Wednesday 12 November 2014

When the Old Becomes Startlingly New

At Last, Some Sense in Education

Every so often a piece is published which is like a ray of common-sense amidst a dark night of foolishness.  And so it came to pass on October 31st, 2014.  The Sutton Trust published some research conducted by Professor Robert Coe of Durham University and colleagues. The website blurb on the Sutton Trust reads as follows:
The Sutton Trust was founded in 1997 by Sir Peter Lampl to improve social mobility through education.  As well as being a think-tank, the Sutton Trust is a ‘do-tank,’ having funded over 200 programmes, commissioned over 140 research studies and influenced Government education policy by pushing social mobility to the top of the political agenda.
The title of the research is, What Makes Great Teaching? Review of the Underpinning Research.   The Sutton Trust, a co-sponsor of the work, provided an executive summary of what has become evident to the researchers:
This report reviews over 200 pieces of research to identify the elements of teaching with the strongest evidence of improving attainment. It finds some common practices can be harmful to learning and have no grounding in research. Specific practices which are supported by good evidence of their effectiveness are also examined and six key factors that contribute to great teaching are identified. The report also analyses different methods of evaluating teaching including: using ‘value-added’ results from student test scores; observing classroom teaching; and getting students to rate the quality of their teaching.
To improve pupil attainment there are two key factors which must be at work:

  • teachers’ content knowledge, including their ability to understand how students think about a subject and identify common misconceptions

  • quality of instruction, which includes using strategies like effective questioning and the use of assessment
So, right away we know we are not talking about rocket science.  But with all the mumbo-jumbo and superstitious pettifoggery swirling around education and pedagogy these days, such obvious--even trite--conclusions resemble the explosion of a nuclear device in a very dark night.  So, let's restate this: in order to teach effectively, teachers must have a good knowledge of their subject--where "good" means a comprehensive understanding.  Secondly, they need to have a good knowledge of how their students think about the subject and what their misunderstandings are likely to be.

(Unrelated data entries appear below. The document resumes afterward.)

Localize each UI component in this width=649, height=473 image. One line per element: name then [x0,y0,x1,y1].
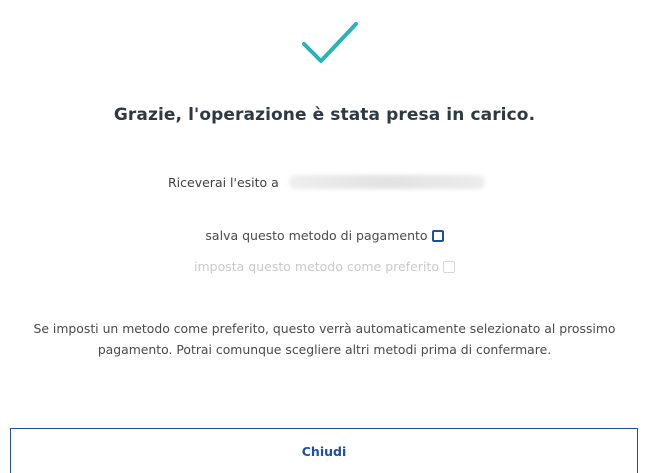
close-button-label: Chiudi [301,443,347,459]
confirmation-title: Grazie, l'operazione è stata presa in ca… [113,105,536,125]
checkmark-icon [302,22,358,63]
save-method-checkbox[interactable] [431,229,444,242]
set-favorite-option: imposta questo metodo come preferito [0,259,649,274]
close-button[interactable]: Chiudi [10,428,638,473]
favorite-info-text: Se imposti un metodo come preferito, que… [33,321,616,357]
set-favorite-checkbox [442,260,455,273]
recipient-row: Riceverai l'esito a [168,172,485,192]
save-method-option[interactable]: salva questo metodo di pagamento [0,228,649,243]
recipient-email-redacted [288,175,485,189]
recipient-label: Riceverai l'esito a [168,174,279,190]
set-favorite-label: imposta questo metodo come preferito [194,259,439,274]
save-method-label: salva questo metodo di pagamento [205,228,428,243]
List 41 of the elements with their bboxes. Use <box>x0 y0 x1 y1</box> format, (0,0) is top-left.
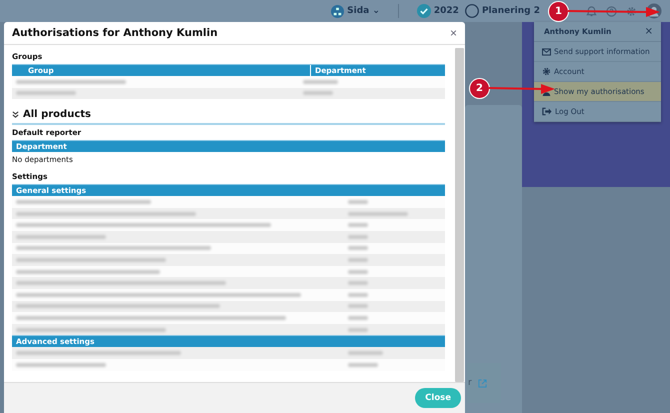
blurred-text <box>348 328 368 332</box>
bell-icon[interactable] <box>586 6 597 16</box>
blurred-text <box>348 304 368 308</box>
blurred-text <box>348 292 368 297</box>
scrollbar[interactable] <box>455 48 464 382</box>
close-button[interactable]: × <box>644 26 653 37</box>
org-icon <box>331 4 344 18</box>
blurred-text <box>303 80 338 84</box>
blurred-text <box>303 91 333 96</box>
empty-circle-icon[interactable] <box>464 4 479 18</box>
plan-label[interactable]: Planering 2 <box>482 6 540 16</box>
blurred-text <box>348 351 383 356</box>
settings-icon[interactable] <box>626 6 637 16</box>
help-icon[interactable] <box>606 6 617 16</box>
step-badge: 2 <box>470 79 489 98</box>
blurred-text <box>348 200 368 204</box>
envelope-icon <box>542 48 551 56</box>
section-heading: All products <box>23 109 91 120</box>
blurred-text <box>348 212 408 216</box>
close-button[interactable]: Close <box>415 388 461 408</box>
org-selector[interactable]: Sida ⌄ <box>347 6 380 16</box>
dialog-title: Authorisations for Anthony Kumlin <box>12 27 218 39</box>
blurred-text <box>348 258 368 262</box>
blurred-text <box>348 362 378 367</box>
blurred-text <box>348 246 368 250</box>
logout-icon <box>542 107 552 116</box>
blurred-text <box>348 270 368 274</box>
double-chevron-icon[interactable] <box>12 111 19 118</box>
blurred-text <box>348 223 368 228</box>
check-circle-icon[interactable] <box>416 4 431 18</box>
blurred-text <box>348 234 368 239</box>
external-link-icon[interactable] <box>478 378 487 388</box>
blurred-text <box>16 91 76 96</box>
link-text[interactable]: r <box>468 378 472 388</box>
blurred-text <box>348 316 368 320</box>
blurred-text <box>348 281 368 286</box>
pointer-arrow <box>489 84 555 94</box>
step-badge: 1 <box>549 2 568 21</box>
close-button[interactable]: × <box>450 26 457 40</box>
year-label[interactable]: 2022 <box>434 6 459 16</box>
gear-icon <box>542 67 551 76</box>
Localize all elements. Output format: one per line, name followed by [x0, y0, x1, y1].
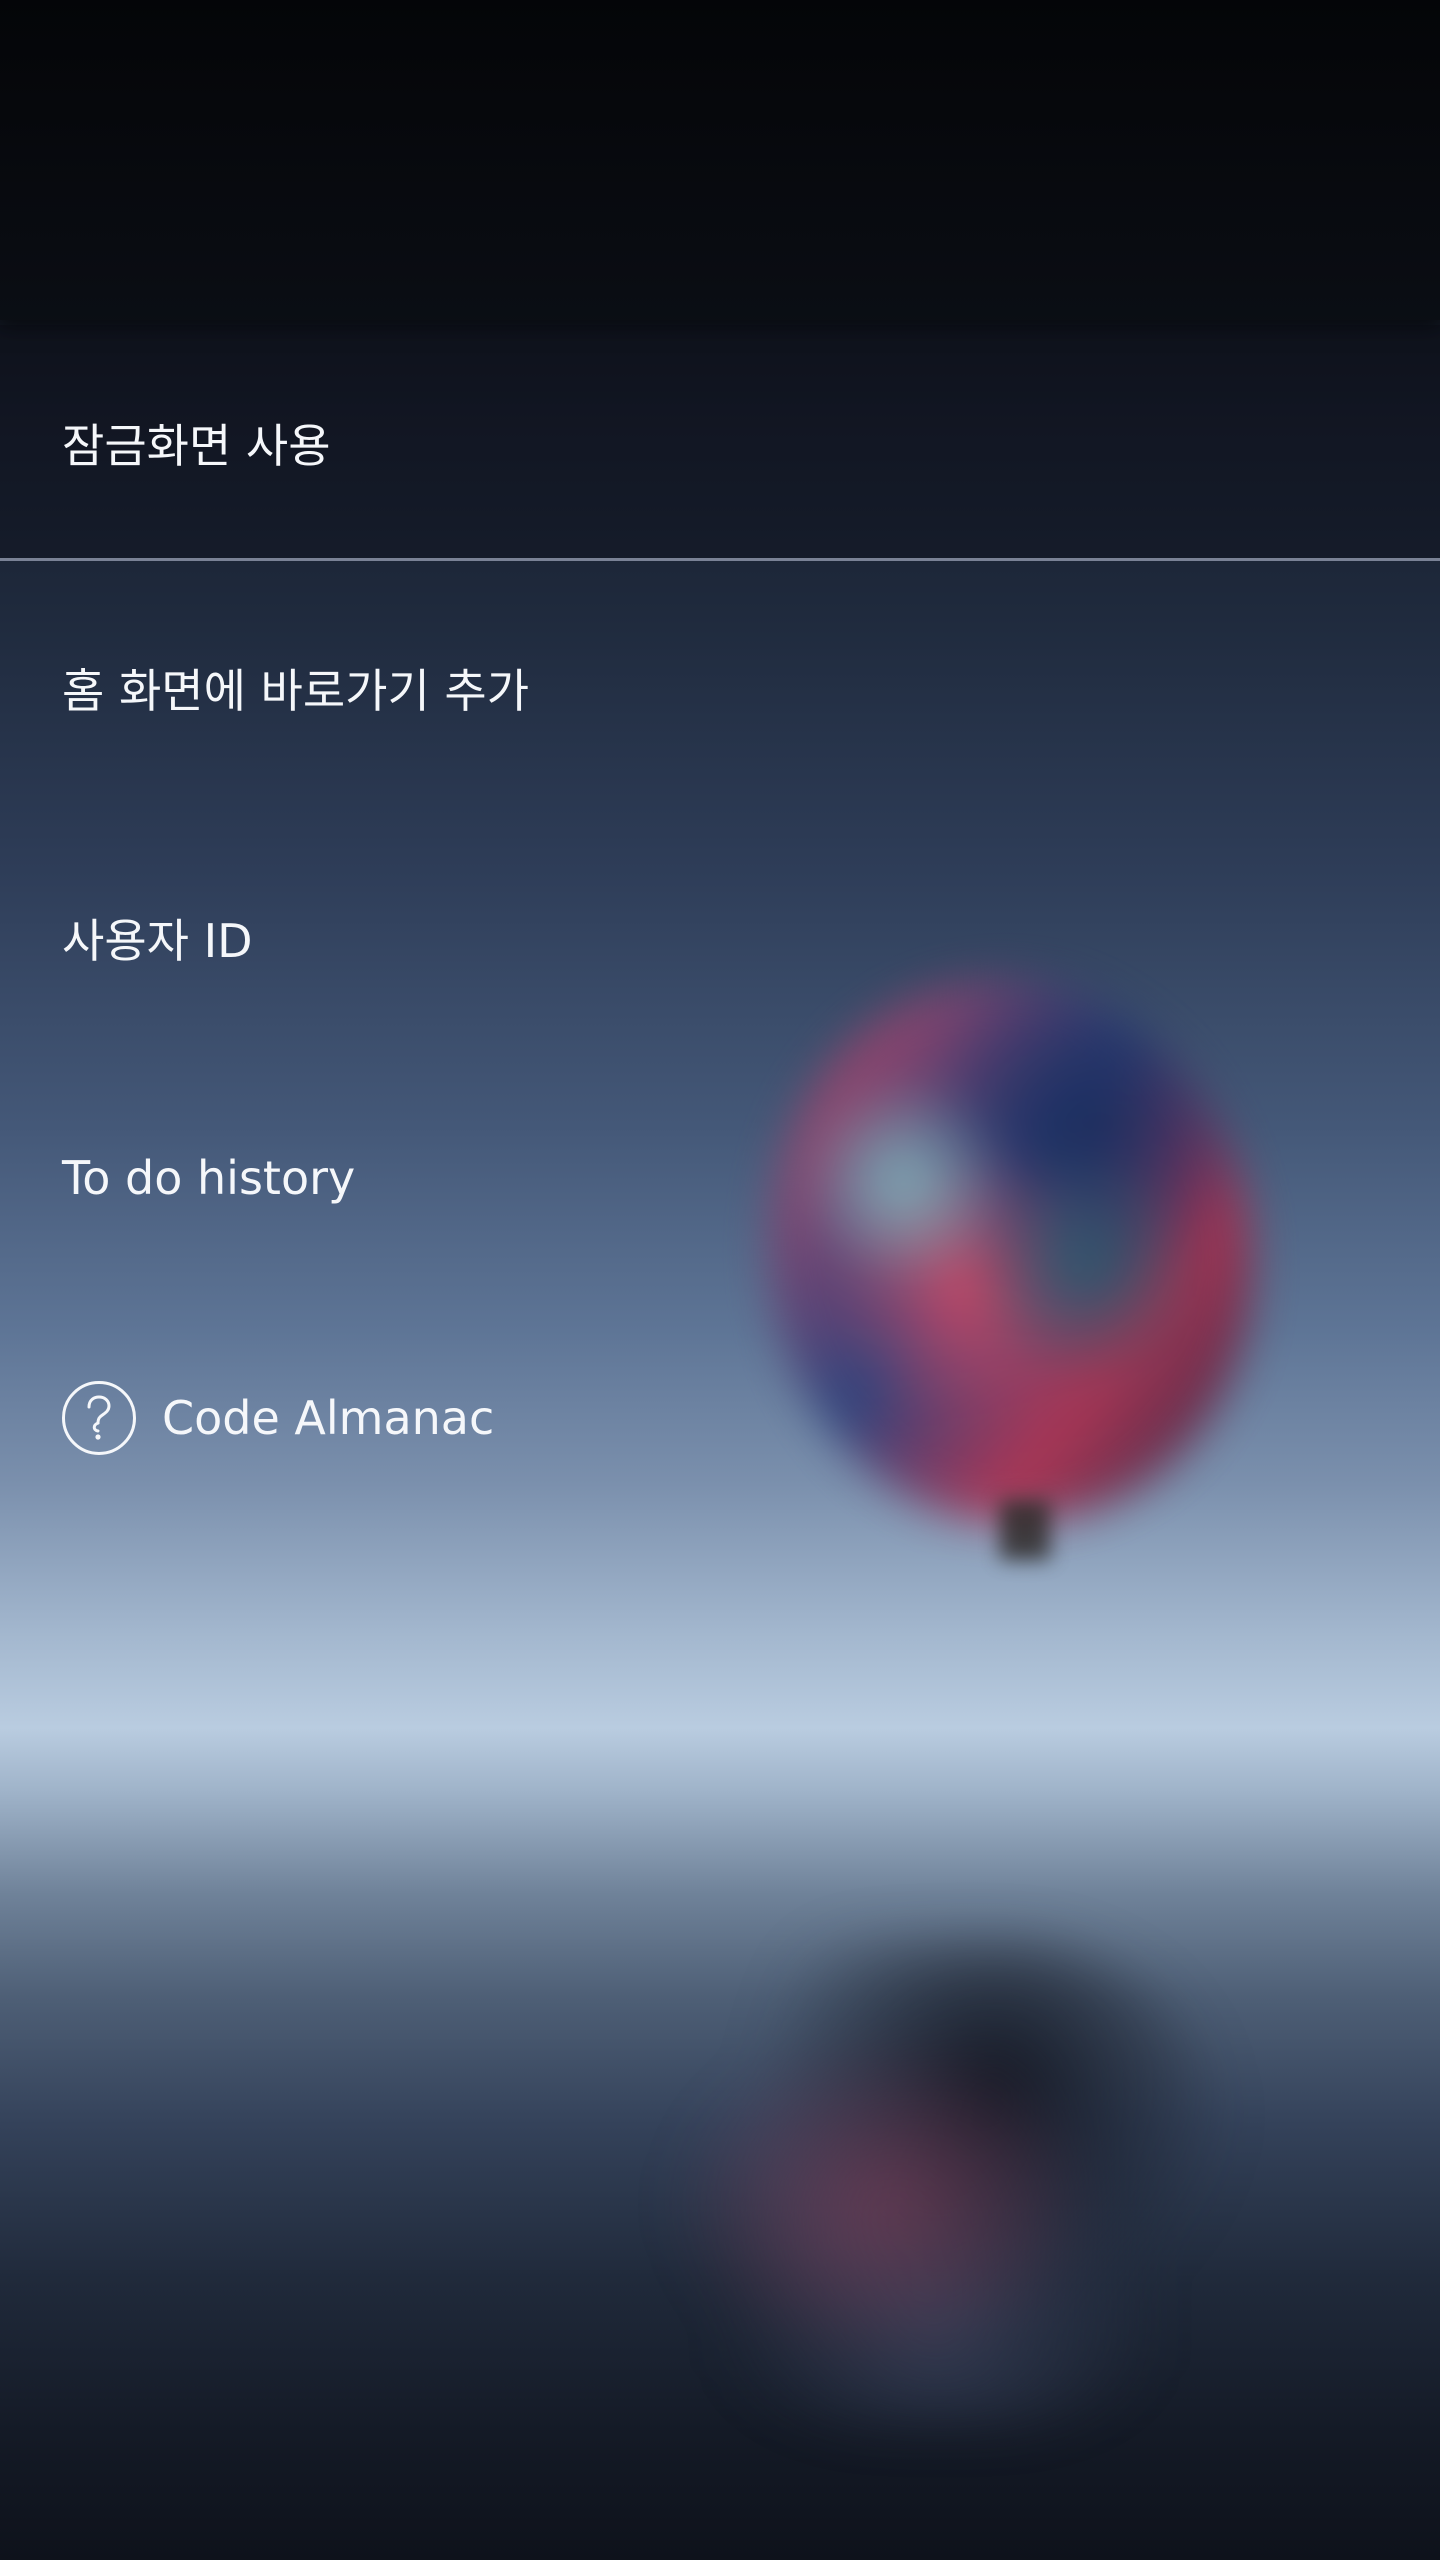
menu-item-add-shortcut[interactable]: 홈 화면에 바로가기 추가 — [0, 600, 1440, 775]
menu-item-label: 홈 화면에 바로가기 추가 — [62, 663, 530, 718]
menu-item-label: 사용자 ID — [62, 913, 253, 968]
menu-item-label: 잠금화면 사용 — [62, 418, 331, 473]
menu-item-user-id[interactable]: 사용자 ID — [0, 850, 1440, 1025]
top-bar — [0, 0, 1440, 320]
menu-item-todo-history[interactable]: To do history — [0, 1090, 1440, 1265]
background-reflection — [660, 1940, 1220, 2420]
menu-item-label: To do history — [62, 1150, 356, 1205]
menu-item-code-almanac[interactable]: Code Almanac — [0, 1330, 1440, 1505]
divider — [0, 558, 1440, 561]
settings-screen: 잠금화면 사용 홈 화면에 바로가기 추가 사용자 ID To do histo… — [0, 0, 1440, 2560]
menu-item-lockscreen[interactable]: 잠금화면 사용 — [0, 325, 1440, 560]
help-icon — [62, 1380, 136, 1455]
background-balloon-basket — [1000, 1500, 1050, 1560]
menu-item-label: Code Almanac — [162, 1390, 495, 1445]
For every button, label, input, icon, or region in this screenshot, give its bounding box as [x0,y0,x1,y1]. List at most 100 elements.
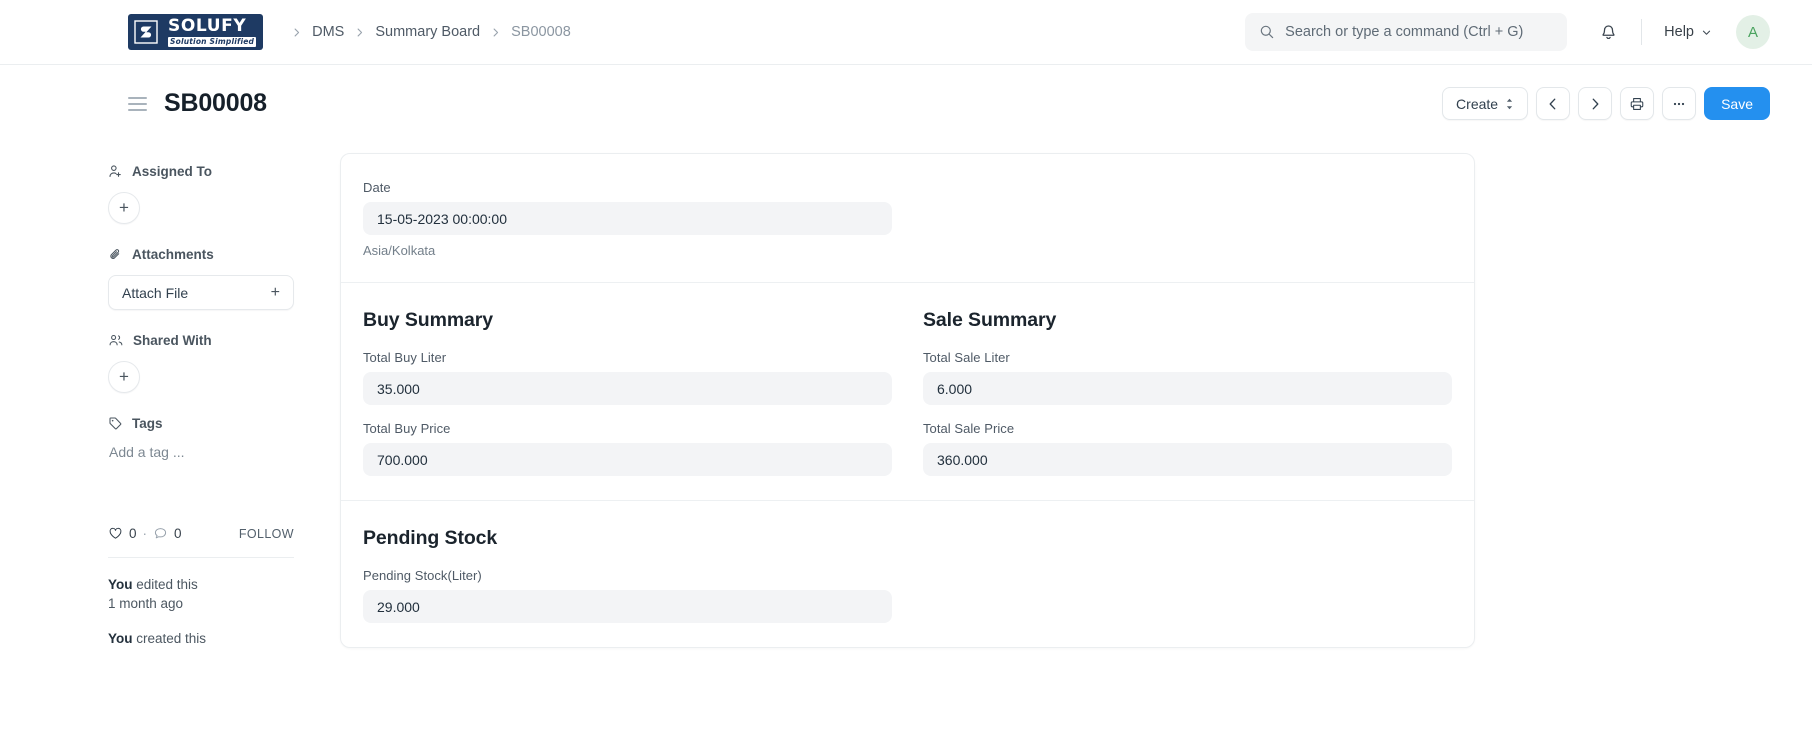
sale-summary-title: Sale Summary [923,309,1057,331]
activity-actor: You [108,577,133,592]
pending-stock-grid: Pending Stock(Liter) [363,568,1452,623]
print-button[interactable] [1620,87,1655,120]
like-count: 0 [129,526,137,541]
shared-with-label: Shared With [133,333,212,348]
page-header: SB00008 Create Save [0,65,1812,134]
shared-with-header: Shared With [108,333,340,348]
avatar[interactable]: A [1736,15,1770,49]
field-total-buy-liter: Total Buy Liter [363,350,892,405]
help-menu-button[interactable]: Help [1656,17,1720,47]
like-control[interactable]: 0 [108,526,137,541]
create-label: Create [1456,95,1499,112]
breadcrumb-separator-icon [490,27,501,38]
follow-button[interactable]: FOLLOW [239,527,294,541]
activity-actor: You [108,631,133,646]
field-total-buy-price: Total Buy Price [363,421,892,476]
attachments-header: Attachments [108,247,340,262]
comment-icon [153,526,168,541]
sidebar-section-attachments: Attachments Attach File + [108,247,340,310]
pending-stock-spacer [923,568,1452,623]
bell-icon [1599,23,1618,42]
page-title: SB00008 [164,89,267,117]
activity-action: created this [132,631,207,646]
activity-text: You edited this [108,575,308,594]
date-row: Date Asia/Kolkata [363,180,1452,258]
activity-item: You created this [108,629,308,648]
create-button[interactable]: Create [1442,87,1529,120]
chevron-down-icon [1701,27,1712,38]
add-assignment-button[interactable]: + [108,192,140,224]
add-share-button[interactable]: + [108,361,140,393]
tags-header: Tags [108,416,340,431]
total-sale-price-input[interactable] [923,443,1452,476]
menu-bar [128,108,147,111]
menu-bar [128,96,147,99]
sidebar-section-tags: Tags Add a tag ... [108,416,340,460]
comment-control[interactable]: 0 [153,526,182,541]
heart-icon [108,526,123,541]
total-buy-price-label: Total Buy Price [363,421,451,436]
search-icon [1259,24,1275,40]
attach-file-label: Attach File [122,284,189,301]
total-buy-price-input[interactable] [363,443,892,476]
sidebar-toggle-icon[interactable] [128,96,147,111]
add-tag-input[interactable]: Add a tag ... [108,444,340,460]
breadcrumb-item-summary-board[interactable]: Summary Board [375,24,480,40]
help-label: Help [1664,24,1694,40]
activity-text: You created this [108,629,308,648]
page-body: Assigned To + Attachments Attach File + [0,134,1812,664]
logo-mark-icon [130,16,162,48]
paperclip-icon [108,247,123,262]
chevron-right-icon [1588,97,1602,111]
date-input[interactable] [363,202,892,235]
more-options-button[interactable] [1662,87,1697,120]
chevron-left-icon [1546,97,1560,111]
search-input[interactable] [1285,24,1554,40]
summaries-grid: Buy Summary Total Buy Liter Sale Summary… [363,309,1452,476]
previous-record-button[interactable] [1536,87,1571,120]
plus-icon: + [270,283,280,301]
page-actions-toolbar: Create Save [1442,87,1770,120]
assigned-to-label: Assigned To [132,164,213,179]
breadcrumb-item-dms[interactable]: DMS [312,24,344,40]
ellipsis-icon [1671,96,1687,112]
field-pending-stock-liter: Pending Stock(Liter) [363,568,892,623]
pending-stock-title: Pending Stock [363,527,498,549]
attachments-label: Attachments [132,247,214,262]
search-box[interactable] [1245,13,1568,51]
buy-summary-title-cell: Buy Summary Total Buy Liter [363,309,892,405]
menu-bar [128,102,147,105]
pending-stock-label: Pending Stock(Liter) [363,568,482,583]
form-section-summaries: Buy Summary Total Buy Liter Sale Summary… [341,283,1474,501]
save-button[interactable]: Save [1704,87,1770,120]
sidebar-social-bar: 0 · 0 FOLLOW [108,526,294,558]
total-buy-liter-input[interactable] [363,372,892,405]
form-card: Date Asia/Kolkata Buy Summary Total Buy … [340,153,1475,648]
navbar-right: Help A [1245,13,1770,51]
breadcrumb-separator-icon [354,27,365,38]
solufy-logo[interactable]: SOLUFY Solution Simplified [128,14,264,50]
notifications-button[interactable] [1589,13,1627,51]
pending-stock-input[interactable] [363,590,892,623]
navbar-left: SOLUFY Solution Simplified DMS Summary B… [128,14,571,50]
total-sale-price-label: Total Sale Price [923,421,1015,436]
total-sale-liter-label: Total Sale Liter [923,350,1010,365]
sidebar-section-shared-with: Shared With + [108,333,340,393]
date-row-spacer [923,180,1452,258]
total-sale-liter-input[interactable] [923,372,1452,405]
field-total-sale-liter: Total Sale Liter [923,350,1452,405]
social-separator: · [142,526,148,541]
field-date: Date Asia/Kolkata [363,180,892,258]
form-sidebar: Assigned To + Attachments Attach File + [107,134,340,664]
field-total-sale-price: Total Sale Price [923,421,1452,476]
timezone-help-text: Asia/Kolkata [363,243,436,258]
total-buy-liter-label: Total Buy Liter [363,350,447,365]
attach-file-button[interactable]: Attach File + [108,275,294,310]
comment-count: 0 [174,526,182,541]
next-record-button[interactable] [1578,87,1613,120]
breadcrumb-separator-icon [291,27,302,38]
breadcrumb: DMS Summary Board SB00008 [281,24,571,40]
activity-log: You edited this 1 month ago You created … [108,575,308,648]
logo-wordmark: SOLUFY Solution Simplified [165,16,261,48]
logo-name: SOLUFY [168,15,247,36]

Secondly, high quality instruction involves effective questioning (the good, ages-old, time-tested Socratic method) and assessments.

In addition, there are some "nice-to-haves" if pupils are going to attain.  These amount to techniques which increase the student's engagement with the subject and the teacher.  They are listed as:
  • challenging students to identify the reason why an activity is taking place in the lesson

  • asking a large number of questions and checking the responses of all students

  • spacing-out study or practice on a given topic, with gaps in between for forgetting

  • making students take tests or generate answers, even before they have been taught the material
It takes one or more years to teach an aspiring teacher how to teach.  May we humbly suggest that these additional, supplementary techniques could be taught in a couple of months to any with a modicum of aptitude.  Once again, not rocket science.

But the Coe Report does something else.  It identifies pedagogical practice which is worthless, if not harmful.  Lo and behold--what is listed represents the Holy Grail of modern perfidious pedagogy.
  • using praise lavishly

  • allowing learners to discover key ideas by themselves

  • grouping students by ability

  • presenting information to students based on their “preferred learning style”
The teaching of teachers in our modern world has become little more than quackery and witchcraft.  The quackery involves an tortuous emphasis upon what is false.  The witchcraft involves successive incantations of atheistic secularist mumbo-jumbo--a veritable witches' cauldron of Marxist ideology, post-modernism, evolutionism, and pragmatism.  We are not at all surprised by the unintended outcomes in today's secularist government schools.

The Guardian carried the following summary of the research:
Schools need to put more effort into evaluating what makes effective teaching, and ensure that discredited practices are rooted out from classrooms, according to a new study published by the Sutton Trust and Durham University.

The study suggests that some schools and teachers continue using methods that cause little or no improvement in student progress, and instead rely on anecdotal evidence to back fashionable techniques such as “discovery learning,” where pupils are meant to uncover key ideas for themselves, or “learning styles,” which claims children can be divided into those who learn best through sight, sound or movement.  Instead, more traditional styles that reward effort, use class time efficiently and insist on clear rules to manage pupil behaviour, are more likely to succeed, according to the report – touching on a raw nerve within the British teaching profession, which has seen vigorous debates between “progressive” and “traditional” best practice. . . .

The evidence collected by [Professor] Coe also rejects the use of streaming or setting, where pupils are grouped by ability within classes or year-groups. It remains popular in many schools despite being supported by little evidence that it improves achievement. Ability groups can result in teachers “going too fast with the high-ability groups and too slow with the low,” according to the research, and so cancels the advantages of tailoring lessons to the different sets of pupils.

Instead, the best research suggests that teachers with a command of their subject, allied with high-quality instruction techniques such as effective questioning and assessment, are the most likely to impart the best learning to their pupils.